Professional Development

A Quick Tip to Improve Interviews

By: Isaac Morehouse

isaac

It’s not about getting it right, it’s about getting to know each other.

When asked a question in an interview the instinctive reaction is to scan your brain for the “right” answer.  The one that is truthful, but also most likely to give what the interviewer wants to hear.  Interviewees search for subtlety or hidden meanings in the question, or ways in which the most obvious response might not do the trick.  Relax, you’re over-thinking it.

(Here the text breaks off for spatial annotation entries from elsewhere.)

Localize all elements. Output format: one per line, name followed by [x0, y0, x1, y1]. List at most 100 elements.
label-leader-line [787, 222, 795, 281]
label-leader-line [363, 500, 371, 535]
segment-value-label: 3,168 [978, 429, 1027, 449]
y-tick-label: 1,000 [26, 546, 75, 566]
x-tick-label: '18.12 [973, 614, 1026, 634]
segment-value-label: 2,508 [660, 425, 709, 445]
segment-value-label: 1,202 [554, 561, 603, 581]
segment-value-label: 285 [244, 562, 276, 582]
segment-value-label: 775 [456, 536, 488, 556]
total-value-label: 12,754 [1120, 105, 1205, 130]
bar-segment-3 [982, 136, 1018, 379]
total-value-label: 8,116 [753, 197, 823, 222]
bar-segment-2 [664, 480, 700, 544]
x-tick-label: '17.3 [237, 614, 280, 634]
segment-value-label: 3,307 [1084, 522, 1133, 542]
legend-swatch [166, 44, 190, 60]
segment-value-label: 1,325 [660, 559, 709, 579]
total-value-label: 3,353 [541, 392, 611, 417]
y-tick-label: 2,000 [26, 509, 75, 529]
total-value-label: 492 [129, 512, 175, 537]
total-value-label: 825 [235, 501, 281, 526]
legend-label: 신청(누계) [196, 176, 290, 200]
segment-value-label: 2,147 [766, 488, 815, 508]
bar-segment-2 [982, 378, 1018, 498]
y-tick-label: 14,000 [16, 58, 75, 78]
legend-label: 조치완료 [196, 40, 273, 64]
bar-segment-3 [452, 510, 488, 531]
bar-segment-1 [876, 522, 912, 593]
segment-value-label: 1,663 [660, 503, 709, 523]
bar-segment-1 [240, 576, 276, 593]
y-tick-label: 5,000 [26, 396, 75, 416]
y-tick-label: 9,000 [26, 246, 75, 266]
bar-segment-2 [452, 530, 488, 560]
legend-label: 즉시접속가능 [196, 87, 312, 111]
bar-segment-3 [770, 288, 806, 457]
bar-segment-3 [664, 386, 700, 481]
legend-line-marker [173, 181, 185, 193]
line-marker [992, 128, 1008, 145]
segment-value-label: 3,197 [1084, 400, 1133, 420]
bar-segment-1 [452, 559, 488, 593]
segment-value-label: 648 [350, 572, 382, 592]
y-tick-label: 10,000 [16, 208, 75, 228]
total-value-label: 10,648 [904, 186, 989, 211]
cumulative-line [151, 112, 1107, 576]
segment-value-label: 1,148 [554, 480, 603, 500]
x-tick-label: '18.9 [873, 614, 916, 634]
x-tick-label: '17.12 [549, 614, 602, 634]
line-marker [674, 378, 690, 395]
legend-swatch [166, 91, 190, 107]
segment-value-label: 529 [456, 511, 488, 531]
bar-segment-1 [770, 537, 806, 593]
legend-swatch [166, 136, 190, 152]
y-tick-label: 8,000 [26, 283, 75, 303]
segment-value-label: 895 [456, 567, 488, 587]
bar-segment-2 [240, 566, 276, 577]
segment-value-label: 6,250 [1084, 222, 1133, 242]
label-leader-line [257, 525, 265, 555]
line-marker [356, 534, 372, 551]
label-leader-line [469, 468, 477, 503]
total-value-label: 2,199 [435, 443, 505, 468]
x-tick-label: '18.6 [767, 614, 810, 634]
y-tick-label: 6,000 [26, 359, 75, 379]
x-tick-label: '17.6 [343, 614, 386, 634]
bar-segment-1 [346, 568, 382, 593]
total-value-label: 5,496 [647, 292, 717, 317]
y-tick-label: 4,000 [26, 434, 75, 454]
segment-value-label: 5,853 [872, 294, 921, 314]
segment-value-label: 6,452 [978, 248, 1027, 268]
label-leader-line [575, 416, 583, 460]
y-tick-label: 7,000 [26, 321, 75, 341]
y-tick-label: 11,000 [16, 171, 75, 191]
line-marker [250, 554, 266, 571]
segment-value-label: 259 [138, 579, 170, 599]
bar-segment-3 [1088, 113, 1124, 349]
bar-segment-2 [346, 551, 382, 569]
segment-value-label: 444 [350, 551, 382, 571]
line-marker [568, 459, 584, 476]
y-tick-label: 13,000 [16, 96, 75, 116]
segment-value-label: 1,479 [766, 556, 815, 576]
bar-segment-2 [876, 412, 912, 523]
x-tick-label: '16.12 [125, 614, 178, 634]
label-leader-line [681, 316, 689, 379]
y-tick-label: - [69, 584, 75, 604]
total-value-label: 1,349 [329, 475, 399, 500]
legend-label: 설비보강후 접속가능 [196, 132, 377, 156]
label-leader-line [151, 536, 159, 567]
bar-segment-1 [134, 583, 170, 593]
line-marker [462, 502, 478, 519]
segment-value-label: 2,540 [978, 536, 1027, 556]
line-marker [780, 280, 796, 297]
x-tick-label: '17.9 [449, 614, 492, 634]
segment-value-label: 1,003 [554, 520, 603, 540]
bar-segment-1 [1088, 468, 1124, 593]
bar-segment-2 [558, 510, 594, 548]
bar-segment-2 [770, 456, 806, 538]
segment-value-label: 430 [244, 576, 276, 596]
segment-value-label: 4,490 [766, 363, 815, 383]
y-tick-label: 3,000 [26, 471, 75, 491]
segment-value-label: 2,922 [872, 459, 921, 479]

Let me give just one example.  I often ask an interview question that presents two types of people.  I describe the extremes on both ends of a continuum, then I ask which end of the continuum the interviewee falls closer to.  No one, and I mean no one, simply responds, “I’m definitely closer to X”.  Everyone says something like, “I’m probably closer to X, but I understand the importance of Y, so I try to balance it and in situations where Y is really important.”  It’s a boring response.  It tells me little about the interviewee except that they fear giving a wrong answer.  The thing is, there is no wrong answer.  It’s not an absolute question, just a relative question about general tendencies.  It’s not even about discovering the tendency itself as much as it is the level of self-knowledge and self honesty.

Most people actually know pretty quickly, but they pause and give a hedged answer, so as not to appear extreme.  It ends up making the whole thing very un-enlightening for both parties.

Here’s a trick that I think improves the outcome of interviews: when faced with such questions, imagine you are being asked by a friend in a purely social context, because they genuinely want to get to know you.  If a friend asked you, “Are you more of a thinker than a feeler?”, or, “Are you more action biased or analysis biased?” how would you answer, if your goal was for them to really understand and know the real you?  Do likewise in an interview.

Remember, an interview is not just a way to rattle off a checklist of specific skills and experiences.  A resume or LinkedIn profile can do that.  It’s a chance to let the interviewer get to know you, your personality, what motivates and makes you tick, what you do and don’t enjoy.  It’s also a chance for you to get to know them and their company in the same way.  The goal is not to get it right so they pick you, but to get to know them and let them get to know you, so that if it’s a good match, it will almost seem inevitable.

 

Isaac Morehouse is president of Praxis.